Immer mehr Leistungsbezieher über 50 Jahre
Im März 2014 gab es in NRW
über 775.000 Hartz IV-Bezieher, die in den vergangenen 24 Monaten mindestens 21
Monate hilfebedürftig waren. Fast 238.000 von ihnen waren älter als 50 Jahre.
Die Zahl der älteren Langzeitleistungsbezieher ist im Vergleich zum Vorjahresmonat
außerdem um fast 3.000 Personen, also um 1,2 Prozent gestiegen. In Bochum
verzeichnen wir sogar einen Anstieg von 2,55 Prozent.
Immer weniger arbeitsmarktpolitische Förderung für Ältere
Ältere Hartz IV-Empfänger
erhalten kaum arbeitsmarktpolitische Förderung. Das belegen die
Aktivierungsquoten der Bundesagentur für Arbeit, die aufzeigen, wie viele der
potenziell förderbaren Personen tatsächlich an entsprechenden Maßnahmen teilnahmen:
NRW-weit lag im April 2014 die Aktivierungsquote von Hartz IV-Empfängern über
50 Jahren bei 5,9 Prozent, das entspricht jeder siebzehnten grundsätzlich
förderfähigen Person dieser Altersgruppe. Im Vergleich zum Vorjahr ist die
Aktivierungsquote der über 50-Jährigen um 0,5 Prozentpunkte gesunken.
In Bochum wurde – so die Erkenntnisse der AG Wohlfahrt – im April 2014 nur noch
jeder 22. erwerbsfähige Leistungsberechtigte über 50 Jahren durch eine Maßnahme
gefördert.
Hintergrund:
Die Wohlfahrtsverbände in NRW veröffentlichen mehrmals jährlich den „Arbeitslosenreport
NRW“. Darin enthalten sind aktuelle Zahlen und Analysen für
Nordrhein-Westfalen; Basis sind Daten der offiziellen Arbeitsmarktstatistik der
Bundesagentur für Arbeit. Jede Ausgabe widmet sich einem Schwerpunktthema.

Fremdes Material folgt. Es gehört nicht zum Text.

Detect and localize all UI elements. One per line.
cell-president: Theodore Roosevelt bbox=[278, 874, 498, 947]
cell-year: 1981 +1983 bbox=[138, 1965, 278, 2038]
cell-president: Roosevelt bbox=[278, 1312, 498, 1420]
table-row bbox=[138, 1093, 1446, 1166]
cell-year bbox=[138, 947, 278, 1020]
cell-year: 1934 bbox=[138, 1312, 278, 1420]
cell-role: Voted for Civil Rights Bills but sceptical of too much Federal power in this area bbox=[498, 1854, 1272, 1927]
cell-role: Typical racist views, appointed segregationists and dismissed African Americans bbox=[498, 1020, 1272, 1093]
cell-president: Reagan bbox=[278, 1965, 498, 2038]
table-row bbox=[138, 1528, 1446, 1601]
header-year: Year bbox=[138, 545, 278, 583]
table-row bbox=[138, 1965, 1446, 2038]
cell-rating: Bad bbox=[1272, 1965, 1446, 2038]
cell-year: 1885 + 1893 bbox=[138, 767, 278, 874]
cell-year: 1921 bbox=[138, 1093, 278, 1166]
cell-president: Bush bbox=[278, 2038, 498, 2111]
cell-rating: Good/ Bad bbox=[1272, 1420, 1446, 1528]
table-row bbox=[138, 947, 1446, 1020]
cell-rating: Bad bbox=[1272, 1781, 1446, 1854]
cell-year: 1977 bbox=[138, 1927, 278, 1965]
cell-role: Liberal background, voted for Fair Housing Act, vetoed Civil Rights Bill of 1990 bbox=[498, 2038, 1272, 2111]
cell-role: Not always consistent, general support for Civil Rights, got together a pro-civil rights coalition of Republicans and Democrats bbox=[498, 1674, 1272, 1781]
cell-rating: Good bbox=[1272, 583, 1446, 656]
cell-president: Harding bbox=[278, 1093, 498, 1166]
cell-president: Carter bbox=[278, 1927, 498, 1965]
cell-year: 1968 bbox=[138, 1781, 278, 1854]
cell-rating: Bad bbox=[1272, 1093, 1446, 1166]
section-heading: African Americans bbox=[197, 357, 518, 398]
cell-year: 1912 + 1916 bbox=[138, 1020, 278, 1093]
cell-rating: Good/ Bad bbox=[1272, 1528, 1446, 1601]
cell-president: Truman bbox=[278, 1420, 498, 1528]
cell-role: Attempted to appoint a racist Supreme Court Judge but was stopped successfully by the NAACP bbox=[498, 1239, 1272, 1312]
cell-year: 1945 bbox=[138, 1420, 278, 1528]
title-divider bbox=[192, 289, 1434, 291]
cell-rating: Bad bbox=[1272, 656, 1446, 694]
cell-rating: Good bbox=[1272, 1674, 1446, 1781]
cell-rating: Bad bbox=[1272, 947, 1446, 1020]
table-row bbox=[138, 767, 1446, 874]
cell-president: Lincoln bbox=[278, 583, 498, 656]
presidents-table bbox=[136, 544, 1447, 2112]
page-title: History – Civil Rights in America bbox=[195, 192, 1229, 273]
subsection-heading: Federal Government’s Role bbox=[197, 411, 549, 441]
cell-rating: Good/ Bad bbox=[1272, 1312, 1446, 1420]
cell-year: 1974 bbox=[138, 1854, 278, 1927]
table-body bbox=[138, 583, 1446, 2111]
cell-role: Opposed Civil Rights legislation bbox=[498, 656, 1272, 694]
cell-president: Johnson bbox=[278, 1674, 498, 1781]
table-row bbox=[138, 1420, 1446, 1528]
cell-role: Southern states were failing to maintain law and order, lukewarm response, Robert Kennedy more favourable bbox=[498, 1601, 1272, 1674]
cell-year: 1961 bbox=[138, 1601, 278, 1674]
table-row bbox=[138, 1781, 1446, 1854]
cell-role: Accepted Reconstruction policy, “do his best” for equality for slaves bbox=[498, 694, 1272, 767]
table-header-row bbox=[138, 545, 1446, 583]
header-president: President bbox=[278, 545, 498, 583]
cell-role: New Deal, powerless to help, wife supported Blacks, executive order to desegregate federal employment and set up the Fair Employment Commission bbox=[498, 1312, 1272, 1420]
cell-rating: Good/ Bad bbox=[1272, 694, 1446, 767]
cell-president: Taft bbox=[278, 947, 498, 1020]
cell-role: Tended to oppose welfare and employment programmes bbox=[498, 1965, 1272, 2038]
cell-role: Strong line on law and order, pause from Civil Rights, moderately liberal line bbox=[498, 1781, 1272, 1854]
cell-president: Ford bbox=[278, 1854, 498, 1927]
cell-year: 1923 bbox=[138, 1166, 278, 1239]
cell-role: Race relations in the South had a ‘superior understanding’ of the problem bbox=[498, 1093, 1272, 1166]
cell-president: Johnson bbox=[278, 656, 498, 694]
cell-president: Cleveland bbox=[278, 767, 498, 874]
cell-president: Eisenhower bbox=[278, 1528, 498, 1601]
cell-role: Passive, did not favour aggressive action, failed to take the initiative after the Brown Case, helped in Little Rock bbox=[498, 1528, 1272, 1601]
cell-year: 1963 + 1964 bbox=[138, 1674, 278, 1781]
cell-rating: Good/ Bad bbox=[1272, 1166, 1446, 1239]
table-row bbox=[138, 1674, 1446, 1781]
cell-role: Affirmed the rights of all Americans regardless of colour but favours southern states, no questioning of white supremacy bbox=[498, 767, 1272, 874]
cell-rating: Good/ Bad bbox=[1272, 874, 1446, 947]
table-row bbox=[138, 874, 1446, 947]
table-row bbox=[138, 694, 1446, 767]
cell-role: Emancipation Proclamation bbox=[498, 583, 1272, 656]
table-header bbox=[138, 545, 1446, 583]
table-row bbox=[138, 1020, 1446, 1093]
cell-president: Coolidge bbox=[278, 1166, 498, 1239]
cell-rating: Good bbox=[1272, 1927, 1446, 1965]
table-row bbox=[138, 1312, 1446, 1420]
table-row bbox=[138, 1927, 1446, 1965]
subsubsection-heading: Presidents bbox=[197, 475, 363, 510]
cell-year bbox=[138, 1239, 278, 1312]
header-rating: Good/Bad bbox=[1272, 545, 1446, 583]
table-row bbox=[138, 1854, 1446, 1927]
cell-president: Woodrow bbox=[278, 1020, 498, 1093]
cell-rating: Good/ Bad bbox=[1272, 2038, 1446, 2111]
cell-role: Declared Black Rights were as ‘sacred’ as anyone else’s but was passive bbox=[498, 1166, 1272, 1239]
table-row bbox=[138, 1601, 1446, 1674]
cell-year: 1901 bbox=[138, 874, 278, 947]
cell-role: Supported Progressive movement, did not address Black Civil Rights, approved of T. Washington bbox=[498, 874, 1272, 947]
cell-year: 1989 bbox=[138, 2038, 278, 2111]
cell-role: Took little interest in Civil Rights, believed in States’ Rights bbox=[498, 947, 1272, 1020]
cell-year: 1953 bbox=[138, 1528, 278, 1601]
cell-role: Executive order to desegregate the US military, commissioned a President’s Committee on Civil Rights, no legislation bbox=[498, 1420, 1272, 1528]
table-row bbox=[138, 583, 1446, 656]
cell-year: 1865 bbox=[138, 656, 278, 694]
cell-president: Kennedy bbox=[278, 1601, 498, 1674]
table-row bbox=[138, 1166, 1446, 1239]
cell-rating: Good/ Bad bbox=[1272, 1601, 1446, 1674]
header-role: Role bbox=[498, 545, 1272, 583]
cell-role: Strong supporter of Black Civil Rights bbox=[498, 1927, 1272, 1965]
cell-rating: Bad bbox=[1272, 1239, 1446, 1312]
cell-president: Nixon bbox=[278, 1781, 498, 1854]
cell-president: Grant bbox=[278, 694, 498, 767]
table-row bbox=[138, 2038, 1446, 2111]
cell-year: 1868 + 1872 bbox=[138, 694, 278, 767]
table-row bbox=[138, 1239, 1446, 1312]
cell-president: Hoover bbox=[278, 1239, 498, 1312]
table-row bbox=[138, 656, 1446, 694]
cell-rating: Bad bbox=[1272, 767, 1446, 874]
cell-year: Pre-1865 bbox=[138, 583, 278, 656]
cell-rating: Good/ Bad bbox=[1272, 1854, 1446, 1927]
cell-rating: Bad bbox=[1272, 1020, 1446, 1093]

Hinzu kommen Kennzahlen zu Unterbeschäftigung, Langzeitarbeitslosigkeit und
SBGII-Hilfequoten, um längerfristige Entwicklungen sichtbar zu machen. Der
Arbeitslosenreport NRW sowie übersichtliche Datenblätter mit regionalen Zahlen
können im Internet unter
http://www.arbeitslosenreport-nrw.de
heruntergeladen werden.
Der Arbeitslosenreport NRW ist ein Kooperationsprojekt der Freien
Wohlfahrtspflege NRW mit dem Institut für Bildungs- und Sozialpolitik (IBUS)
der Hochschule Koblenz. Ziel der regelmäßigen Veröffentlichung ist es, den
öffentlichen Fokus auf das Thema Arbeitslosigkeit als wesentliche Ursache von
Armut und sozialer Ausgrenzung zu lenken, die offizielle
Arbeitsmarkt-Berichterstattung kritisch zu hinterfragen und dabei insbesondere
die Situation in Nordrhein-Westfalen zu beleuchten.